Search code examples
pythonimagetesseract

How to detect and extract date data formats from a OCR generated text files in python


I am creating a date extractor from images using python.

After reading the images and converting it to .txt files, I am having a list of text files containing dates in it which are in different formats.

like

20-april-2019

20-04-2019

20-4-19

apr-20-2019

Apr-20-19

20Apr-2019

and so on

I want to identify and extract date data from the above text.

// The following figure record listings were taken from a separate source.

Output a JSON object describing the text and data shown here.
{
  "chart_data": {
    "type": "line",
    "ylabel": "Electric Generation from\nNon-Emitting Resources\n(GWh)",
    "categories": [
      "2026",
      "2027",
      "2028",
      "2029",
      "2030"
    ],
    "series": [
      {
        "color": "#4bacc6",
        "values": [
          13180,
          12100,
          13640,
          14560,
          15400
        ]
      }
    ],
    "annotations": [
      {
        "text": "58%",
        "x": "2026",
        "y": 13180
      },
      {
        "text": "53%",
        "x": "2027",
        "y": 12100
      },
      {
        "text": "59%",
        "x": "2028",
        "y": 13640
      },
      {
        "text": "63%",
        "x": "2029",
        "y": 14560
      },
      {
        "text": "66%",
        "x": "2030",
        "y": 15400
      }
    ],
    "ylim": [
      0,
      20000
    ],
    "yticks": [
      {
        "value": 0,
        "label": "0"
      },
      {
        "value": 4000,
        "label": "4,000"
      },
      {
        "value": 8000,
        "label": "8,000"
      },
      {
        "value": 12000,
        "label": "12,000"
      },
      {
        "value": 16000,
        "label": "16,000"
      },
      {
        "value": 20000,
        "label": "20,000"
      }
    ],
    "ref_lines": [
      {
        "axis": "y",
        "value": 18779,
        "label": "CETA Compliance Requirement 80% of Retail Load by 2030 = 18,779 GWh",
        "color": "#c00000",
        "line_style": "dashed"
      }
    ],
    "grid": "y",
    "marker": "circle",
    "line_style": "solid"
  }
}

Any idea how to do this?


Solution

  • You can use the dateparser module

    import dateparser
    print(dateparser.parse('20Apr-2019'))
    

    Gives:

    2019-04-20 00:00:00
    

    dateparser.parse returns a datetime object.

    If your text file contains other strings, and the task is to identify the dates as well as extracting them, you can use dateparser.search.

    from dateparser.search import search_dates
    str1 = "Whurat UDAYA FILLING STATION MATTUPATTY ROAD MUNNAR 04865230318 ORIGINAL De DD De Da ED eH DAC Da a Da Oa DC Oa DO Dt Oe 29-MAY -2019 14:02:23 INVOICE NO: 292 i VEHICLE NO: NOT ENTERED (| NOZZLE NO : 1 f PRODUCT: PETROL RATE : 75.01 INR/Ltr VOLUME: 1.33 Ltr AMOUNT: 100.00 INR ek DA DH DE DC DE DRC DC DDC cok DE DC CDC DC DE DE S.T..No : 27430268741C M.S.T. No: 27430268741V pe TE ETA CT a DD OC DRE I BOC IE DOC Thank You! Visit Again"
    print(search_dates(str1))
    

    Which gives:

    [('04865230318', datetime.datetime(1985, 6, 2, 2, 17, 11)), ('29-MAY -2019 14:02:23', datetime.datetime(2019, 5, 29, 14, 2, 23)), ('292', datetime.datetime(1900, 1, 1, 2, 9, 2)), ('100', datetime.datetime(1900, 1, 1, 1, 0)), ('ek', datetime.datetime(1900, 10, 1, 0, 0)), ('TE', datetime.datetime(1900, 7, 1, 0, 0)), ('OC', datetime.datetime(1900, 1, 1, 0, 0))]
    

    As you can see, this may need some further filtering to eliminate false positives, but it should catch most of the dates you throw at it.